It was my third strike. Whiffing my oversized, bulky aluminum bat, I was already walking away from the plate. But my Little League coach, acting as full time pitcher, kept the ball coming. Parents initially roared with extra encouragement, but 7 or 8 misses later, one overly rowdy dad yelled, “Bring him the tee!” Self esteem? Who needs it?
So they brought out the tee. And this time my bat made contact…with the rubber neck. The catcher shuffled, kicked the ball, and looked the other way. I didn’t bother running to first base. My spot on the bench looked rather comforting.
And that’s how I found cycling.
I enjoyed riding my mini six-speed Giant so much that I would take an hour riding all over town before the game, and I would pedal with friends until dark. It wasn’t until I was 13 that my hobby riding would turn into racing.
My dad had competed in the beginner categories in college. He followed the pro racing scene and convinced me to give it a shot. I thought spandex, helmets, and skinny tires were downright silly. But he would occasionally check VeloNews and comment on the day’s stage of the Tour (apparently it was this big race in France, where some American was smashing it.) It worked.

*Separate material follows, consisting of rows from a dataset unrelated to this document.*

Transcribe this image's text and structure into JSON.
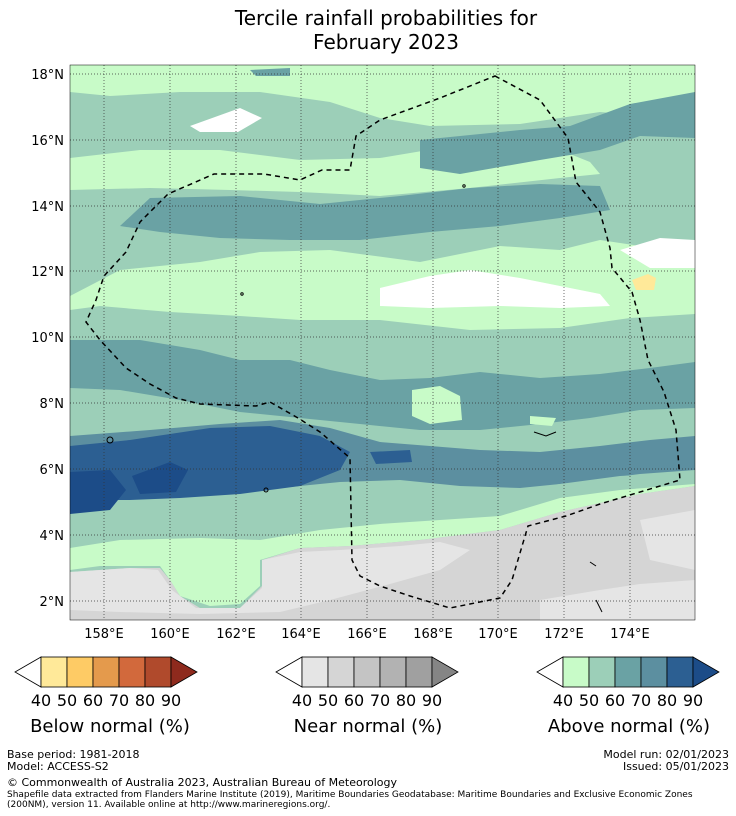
{
  "title": {
    "line1": "Tercile rainfall probabilities for",
    "line2": "February 2023"
  },
  "map": {
    "lat_ticks": [
      "18°N",
      "16°N",
      "14°N",
      "12°N",
      "10°N",
      "8°N",
      "6°N",
      "4°N",
      "2°N"
    ],
    "lon_ticks": [
      "158°E",
      "160°E",
      "162°E",
      "164°E",
      "166°E",
      "168°E",
      "170°E",
      "172°E",
      "174°E"
    ],
    "region_outline": "EEZ boundary (dashed)"
  },
  "legends": {
    "ticks": [
      "40",
      "50",
      "60",
      "70",
      "80",
      "90"
    ],
    "below": {
      "label": "Below normal (%)",
      "colors": [
        "#ffffff",
        "#ffe999",
        "#fecb65",
        "#e49a4c",
        "#d2693c",
        "#b04a2c",
        "#8e2a1d"
      ]
    },
    "near": {
      "label": "Near normal (%)",
      "colors": [
        "#ffffff",
        "#e5e5e5",
        "#d5d5d5",
        "#c4c4c4",
        "#b2b2b2",
        "#a0a0a0",
        "#858585"
      ]
    },
    "above": {
      "label": "Above normal (%)",
      "colors": [
        "#ffffff",
        "#c8fbc8",
        "#9ccfb8",
        "#6aa2a4",
        "#5c8fa0",
        "#2c5f92",
        "#1c4c88"
      ]
    }
  },
  "footer": {
    "base_period": "Base period: 1981-2018",
    "model": "Model: ACCESS-S2",
    "model_run": "Model run: 02/01/2023",
    "issued": "Issued: 05/01/2023",
    "copyright": "© Commonwealth of Australia 2023, Australian Bureau of Meteorology",
    "shapefile_1": "Shapefile data extracted from Flanders Marine Institute (2019), Maritime Boundaries Geodatabase: Maritime Boundaries and Exclusive Economic Zones",
    "shapefile_2": "(200NM), version 11. Available online at http://www.marineregions.org/."
  }
}
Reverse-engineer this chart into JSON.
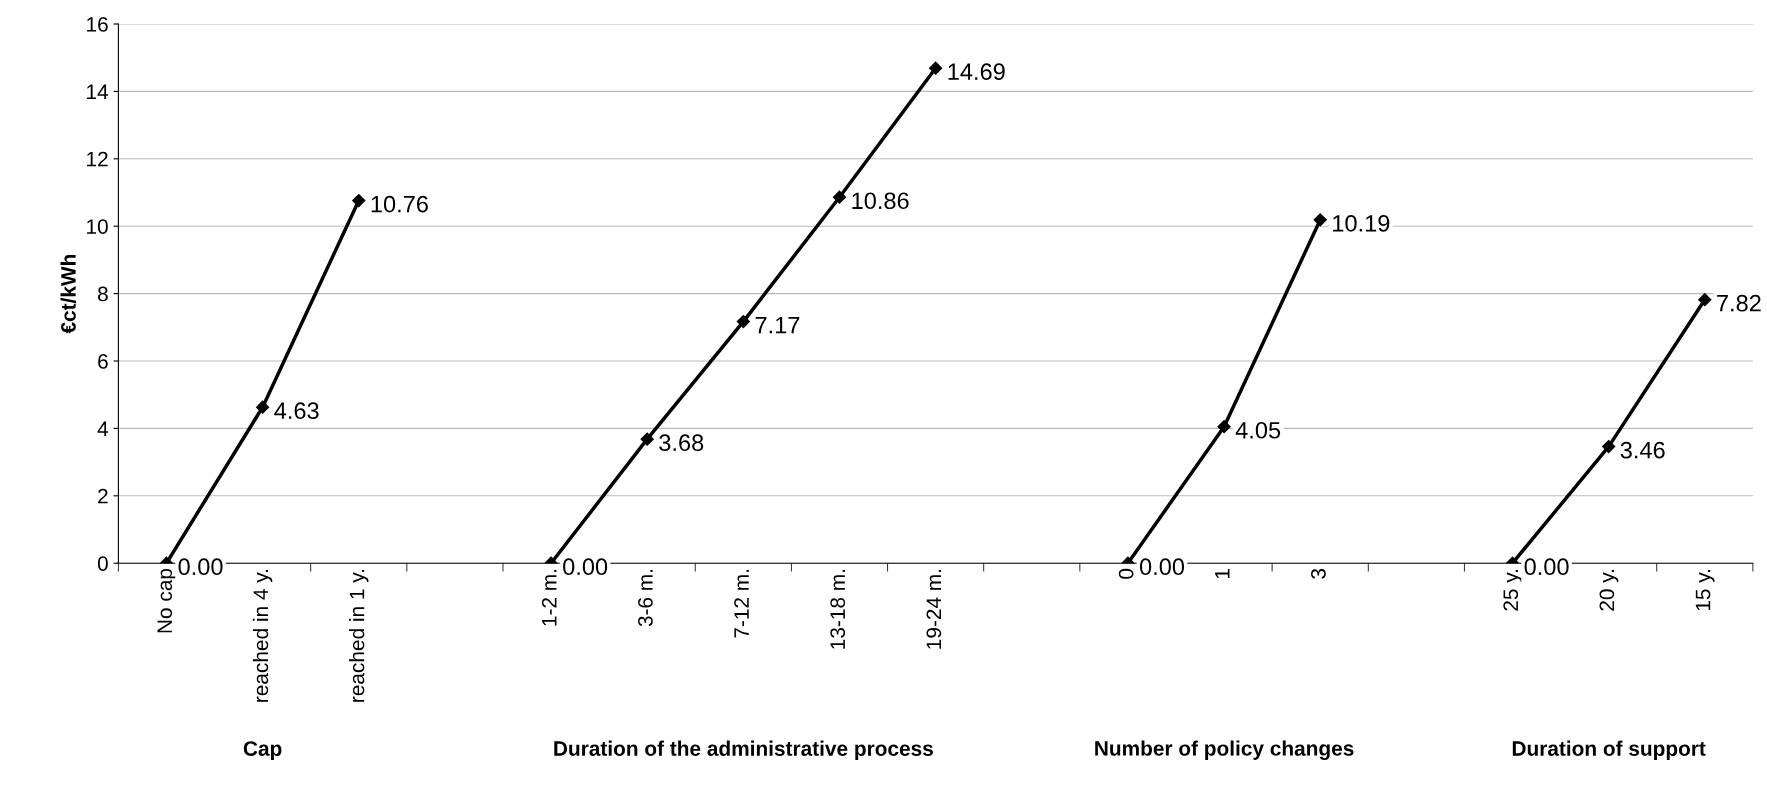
{
  "chart_data": {
    "type": "line",
    "ylabel": "€ct/kWh",
    "categories": [
      "No cap",
      "reached in 4 y.",
      "reached in 1 y.",
      null,
      "1-2 m.",
      "3-6 m.",
      "7-12 m.",
      "13-18 m.",
      "19-24 m.",
      null,
      "0",
      "1",
      "3",
      null,
      "25 y.",
      "20 y.",
      "15 y."
    ],
    "series": [
      {
        "color": "#000000",
        "values": [
          0,
          4.63,
          10.76,
          null,
          null,
          null,
          null,
          null,
          null,
          null,
          null,
          null,
          null,
          null,
          null,
          null,
          null
        ],
        "value_labels": [
          "0.00",
          "4.63",
          "10.76",
          null,
          null,
          null,
          null,
          null,
          null,
          null,
          null,
          null,
          null,
          null,
          null,
          null,
          null
        ]
      },
      {
        "color": "#000000",
        "values": [
          null,
          null,
          null,
          null,
          0,
          3.68,
          7.17,
          10.86,
          14.69,
          null,
          null,
          null,
          null,
          null,
          null,
          null,
          null
        ],
        "value_labels": [
          null,
          null,
          null,
          null,
          "0.00",
          "3.68",
          "7.17",
          "10.86",
          "14.69",
          null,
          null,
          null,
          null,
          null,
          null,
          null,
          null
        ]
      },
      {
        "color": "#000000",
        "values": [
          null,
          null,
          null,
          null,
          null,
          null,
          null,
          null,
          null,
          null,
          0,
          4.05,
          10.19,
          null,
          null,
          null,
          null
        ],
        "value_labels": [
          null,
          null,
          null,
          null,
          null,
          null,
          null,
          null,
          null,
          null,
          "0.00",
          "4.05",
          "10.19",
          null,
          null,
          null,
          null
        ]
      },
      {
        "color": "#000000",
        "values": [
          null,
          null,
          null,
          null,
          null,
          null,
          null,
          null,
          null,
          null,
          null,
          null,
          null,
          null,
          0,
          3.46,
          7.82
        ],
        "value_labels": [
          null,
          null,
          null,
          null,
          null,
          null,
          null,
          null,
          null,
          null,
          null,
          null,
          null,
          null,
          "0.00",
          "3.46",
          "7.82"
        ]
      }
    ],
    "marker": "diamond",
    "line_style": "solid",
    "ylim": [
      0,
      16
    ],
    "yticks": [
      0,
      2,
      4,
      6,
      8,
      10,
      12,
      14,
      16
    ],
    "grid": "y",
    "annotations": [
      "Cap",
      "Duration of the administrative process",
      "Number of policy changes",
      "Duration of support"
    ]
  }
}
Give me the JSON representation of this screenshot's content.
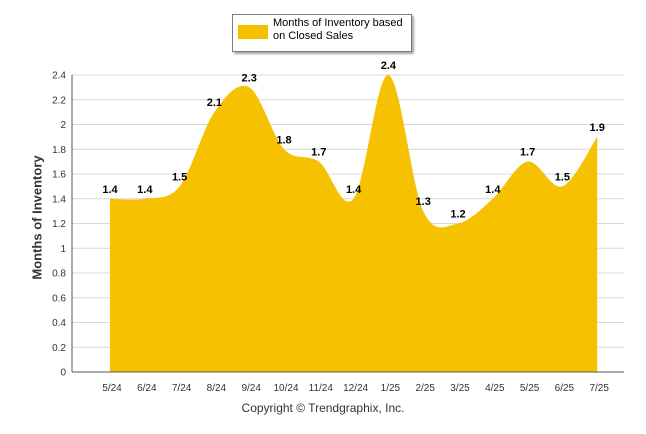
{
  "legend": {
    "label": "Months of Inventory based on Closed Sales"
  },
  "copyright": "Copyright © Trendgraphix, Inc.",
  "colors": {
    "fill": "#F5C100",
    "grid": "#d9d9d9",
    "axis": "#555555",
    "label": "#000000"
  },
  "chart_data": {
    "type": "area",
    "categories": [
      "5/24",
      "6/24",
      "7/24",
      "8/24",
      "9/24",
      "10/24",
      "11/24",
      "12/24",
      "1/25",
      "2/25",
      "3/25",
      "4/25",
      "5/25",
      "6/25",
      "7/25"
    ],
    "series": [
      {
        "name": "Months of Inventory based on Closed Sales",
        "values": [
          1.4,
          1.4,
          1.5,
          2.1,
          2.3,
          1.8,
          1.7,
          1.4,
          2.4,
          1.3,
          1.2,
          1.4,
          1.7,
          1.5,
          1.9
        ],
        "labels": [
          "1.4",
          "1.4",
          "1.5",
          "2.1",
          "2.3",
          "1.8",
          "1.7",
          "1.4",
          "2.4",
          "1.3",
          "1.2",
          "1.4",
          "1.7",
          "1.5",
          "1.9"
        ]
      }
    ],
    "ylabel": "Months of Inventory",
    "xlabel": "",
    "ylim": [
      0,
      2.4
    ],
    "yticks": [
      "0",
      "0.2",
      "0.4",
      "0.6",
      "0.8",
      "1",
      "1.2",
      "1.4",
      "1.6",
      "1.8",
      "2",
      "2.2",
      "2.4"
    ],
    "grid": true,
    "legend_position": "top"
  }
}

Before I knew it, I was lining up for my first ever race. Sporting a baggy James Dean jersey and loose cycling shorts (and underwear, which I discovered was not only uncomfortable but unacceptable), I expected to get crushed. Instead, I quickly gained an early lead. But about a mile from the finish line, my left pedal broke off. I couldn’t figure out how to put the pedal back into the crank (all left pedals are reverse threaded, I learned after the race). Fed up and frustrated, I decided to pedal with one leg the rest of the way. I was hooked.
Like me, most cyclists fall into the sport by accident. Some find the sport through other endurance events. Runners and rowers suffering from injuries turn to cycling for rehab, find freedom on two wheels, and apply their already competitive drive.
I have yet to meet a bike racer who inherently knew the sport through popular culture and decided to give it a shot. With cycling’s popularity growing exponentially, however, the number of recreational cyclists continues to soar. There are 57 million cyclists in the U.S. Over 95,000 are bike racers. Those who make the transition to racing still have a hard time figuring out the actual steps to become a full-fledged racer.
The 2014 road racing and mountain bike seasons open all across the nation around this time every year. Every state or region has its own district where racers often compete for not just race wins but series titles and championships. The best part is that there are categories for everyone. Men, women, teenagers, masters, aspiring pros and elite riders all compete in different events on the same day.
There are two ways to register for an event: in person or in advance. Pre-registration is preferred by promoters and assures you a spot in your category. Beginner categories often fill up, so registering for the race in advance is key. You can sign up and participate in only the categories which you are eligible. For example, if you are a first-time male racer, you will sign up for the Men’s Cat. 5 (the lowest category.) Likewise, first-time women are eligible for the Women’s Cat. 4 events.
The most popular websites used for registration are BikeReg (bikereg.com) and USACycling (usacycling.org). Both options also allow for event search in all regions.
Registration fees generally run 20 to 35 dollars per event. There will be an additional 10 dollar one-day license fee for unlicensed athletes. After you have entered a couple of races and decided that you are hooked, you can purchase a yearly license through USA Cycling. With this license, registering is streamlined and you are now eligible to chase an upgrade.
Joining A Club
Though you are not required to join a club, the benefits are immense. Clubs are made up of every level of athlete, from 13-year-old girls to 55-year-old men, all racing in various categories. By joining a club, riders learn from their peers, train together, help promote the team’s events, receive discounts from sponsors, and have travel buddies and teammates on race day.
Finding An Event Near You
Bike racing in the U.S. is governed by USA Cycling. Each region has its own state or area organization. Event dates and times can be found on both the national and local level websites (usacycling.org/events).